Definition of the input-space, the later discretization of the input ensures that it can only take the values $1$ or $2$:

_U_ = AB.HyperRectangle(SVector(1), SVector(2));

### Definition of the abstraction

Definition of the grid of the state-space on which the abstraction is based (origin x0 and state-space discretization h):

x0 = SVector(0.0, 0.0);
h = SVector(2.0/4.0e3, 2.0/4.0e3);
Xgrid = AB.GridFree(x0, h);

Construction of the struct DomainList containing the feasible cells of the state-space.
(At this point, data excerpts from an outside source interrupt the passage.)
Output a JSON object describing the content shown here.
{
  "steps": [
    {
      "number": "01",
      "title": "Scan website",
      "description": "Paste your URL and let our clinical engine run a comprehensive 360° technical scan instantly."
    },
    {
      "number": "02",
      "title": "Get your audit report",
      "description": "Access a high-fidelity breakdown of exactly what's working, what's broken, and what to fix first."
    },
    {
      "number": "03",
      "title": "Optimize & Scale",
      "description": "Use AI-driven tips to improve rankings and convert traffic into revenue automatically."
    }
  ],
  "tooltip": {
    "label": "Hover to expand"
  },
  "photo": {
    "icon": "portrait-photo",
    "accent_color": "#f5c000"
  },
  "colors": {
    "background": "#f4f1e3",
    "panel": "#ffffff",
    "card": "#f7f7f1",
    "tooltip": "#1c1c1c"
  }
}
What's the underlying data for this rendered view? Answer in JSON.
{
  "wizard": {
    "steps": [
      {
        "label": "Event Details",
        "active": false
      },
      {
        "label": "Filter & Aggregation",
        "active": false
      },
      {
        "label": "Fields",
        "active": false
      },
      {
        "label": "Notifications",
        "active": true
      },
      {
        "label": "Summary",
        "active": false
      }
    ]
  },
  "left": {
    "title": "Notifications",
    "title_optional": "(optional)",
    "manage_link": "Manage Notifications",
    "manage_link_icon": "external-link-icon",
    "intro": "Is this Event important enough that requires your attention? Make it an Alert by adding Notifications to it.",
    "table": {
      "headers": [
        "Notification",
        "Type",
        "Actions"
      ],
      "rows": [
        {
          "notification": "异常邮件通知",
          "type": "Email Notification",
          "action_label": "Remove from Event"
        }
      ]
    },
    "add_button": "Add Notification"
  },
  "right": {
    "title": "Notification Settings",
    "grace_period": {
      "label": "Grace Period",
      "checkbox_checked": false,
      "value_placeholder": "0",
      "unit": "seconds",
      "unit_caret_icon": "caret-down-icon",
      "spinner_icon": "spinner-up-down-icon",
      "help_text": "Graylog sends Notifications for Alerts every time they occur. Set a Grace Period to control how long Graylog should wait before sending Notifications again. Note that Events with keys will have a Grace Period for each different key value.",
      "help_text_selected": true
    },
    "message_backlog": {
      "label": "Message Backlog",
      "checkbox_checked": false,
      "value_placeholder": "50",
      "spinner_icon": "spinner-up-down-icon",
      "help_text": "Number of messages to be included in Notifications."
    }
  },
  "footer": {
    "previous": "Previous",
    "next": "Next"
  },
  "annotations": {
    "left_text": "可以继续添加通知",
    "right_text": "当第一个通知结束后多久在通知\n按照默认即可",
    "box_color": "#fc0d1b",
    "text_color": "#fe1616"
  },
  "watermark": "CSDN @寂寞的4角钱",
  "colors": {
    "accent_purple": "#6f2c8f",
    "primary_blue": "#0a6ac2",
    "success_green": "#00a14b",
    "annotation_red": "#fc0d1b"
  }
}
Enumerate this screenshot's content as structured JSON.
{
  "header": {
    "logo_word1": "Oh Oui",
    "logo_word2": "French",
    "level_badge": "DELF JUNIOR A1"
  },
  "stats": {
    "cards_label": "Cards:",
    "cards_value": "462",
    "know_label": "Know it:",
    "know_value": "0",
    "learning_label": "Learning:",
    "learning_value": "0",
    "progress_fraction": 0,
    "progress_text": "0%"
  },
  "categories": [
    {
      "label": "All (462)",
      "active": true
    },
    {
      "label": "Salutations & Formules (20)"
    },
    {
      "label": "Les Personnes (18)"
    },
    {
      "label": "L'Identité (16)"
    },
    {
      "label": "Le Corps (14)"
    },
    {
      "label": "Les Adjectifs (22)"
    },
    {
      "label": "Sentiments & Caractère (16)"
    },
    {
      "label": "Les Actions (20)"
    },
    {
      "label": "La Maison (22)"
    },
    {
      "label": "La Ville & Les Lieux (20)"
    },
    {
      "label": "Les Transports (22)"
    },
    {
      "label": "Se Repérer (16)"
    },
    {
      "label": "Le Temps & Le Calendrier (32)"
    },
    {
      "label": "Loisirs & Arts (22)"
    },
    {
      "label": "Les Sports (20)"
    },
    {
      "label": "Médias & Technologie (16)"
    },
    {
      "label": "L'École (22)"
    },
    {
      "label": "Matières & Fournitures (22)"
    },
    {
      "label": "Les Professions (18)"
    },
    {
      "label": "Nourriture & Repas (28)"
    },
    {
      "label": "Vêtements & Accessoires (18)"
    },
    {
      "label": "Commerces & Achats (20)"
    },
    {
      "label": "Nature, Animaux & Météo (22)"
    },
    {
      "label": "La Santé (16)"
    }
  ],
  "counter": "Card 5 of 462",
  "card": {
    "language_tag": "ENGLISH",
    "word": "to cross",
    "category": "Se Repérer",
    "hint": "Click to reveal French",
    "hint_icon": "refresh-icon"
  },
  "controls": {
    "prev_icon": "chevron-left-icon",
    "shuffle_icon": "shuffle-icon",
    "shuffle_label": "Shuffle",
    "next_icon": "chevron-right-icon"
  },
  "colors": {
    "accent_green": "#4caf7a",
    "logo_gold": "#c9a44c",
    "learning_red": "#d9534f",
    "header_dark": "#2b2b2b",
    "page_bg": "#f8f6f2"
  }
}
Note, we used AB.INNER to make sure to add cells entirely contained in the domain because we are working with a safety problem.

Xfull = AB.DomainList(Xgrid);
AB.add_set!(Xfull, _X_, AB.INNER)

Definition of the grid of the input-space on which the abstraction is based (origin u0 and input-space discretization h):

u0 = SVector(1);
h = SVector(1);
Ugrid = AB.GridFree(u0, h);

Construction of the struct DomainList containing the quantized inputs:

Ufull = AB.DomainList(Ugrid);
AB.add_set!(Ufull, _U_, AB.OUTER);

Construction of the abstraction:

symmodel = AB.NewSymbolicModelListList(Xfull, Ufull);
@time AB.compute_symmodel_from_controlsystem!(symmodel, contsys)
compute_symmodel_from_controlsystem! started
compute_symmodel_from_controlsystem! terminated with success: 3776873 transitions created
1.458073 seconds (180.46 k allocations: 106.993 MiB, 5.80% gc time, 11.12% compilation time)

### Construction of the controller

In this problem, we consider both: the initial state-space and the safety state-space are equal to the entire state-space.

Computation of the initial symbolic states:

Xinit = AB.DomainList(Xgrid);
union!(Xinit, Xfull)
initlist = [AB.get_state_by_xpos(symmodel, pos) for pos in AB.enum_pos(Xinit)];

Computation of the safety symbolic states:

Xsafe = AB.DomainList(Xgrid)
union!(Xsafe, Xfull)
safelist = [AB.get_state_by_xpos(symmodel, pos) for pos in AB.enum_pos(Xsafe)];

Construction of the controller:

contr = AB.NewControllerList();
@time AB.compute_controller_safe!(contr, symmodel.autom, initlist, safelist)
compute_controller_safe! started

compute_controller_safe! terminated without covering init set
0.888621 seconds (82 allocations: 84.503 MiB)

### Trajectory display

We choose the number of steps nsteps for the sampled system, i.e. the total elapsed time: nstep*tstep as well as the true initial state x0 which is contained in the initial state-space defined previously.

nstep = 300;
x0 = SVector(1.2, 5.6);

To complete

### References

1. A. Girard, G. Pola and P. Tabuada, "Approximately Bisimilar Symbolic Models for Incrementally Stable Switched Systems," in IEEE Transactions on Automatic Control, vol. 55, no. 1, pp. 116-126, Jan. 2010.
2. S. Mouelhi, A. Girard, and G. Gössler. “CoSyMA: a tool for controller synthesis using multi-scale abstractions”. In: HSCC. ACM. 2013, pp. 83–88.
3. A. Girard. “Controller synthesis for safety and reachability via approximate bisimulation”. In: Automatica 48.5 (2012), pp. 947–953.
4. G. Reissig, A. Weber and M. Rungger, "Feedback Refinement Relations for the Synthesis of Symbolic Controllers," in IEEE Transactions on Automatic Control, vol. 62, no. 4, pp. 1781-1796.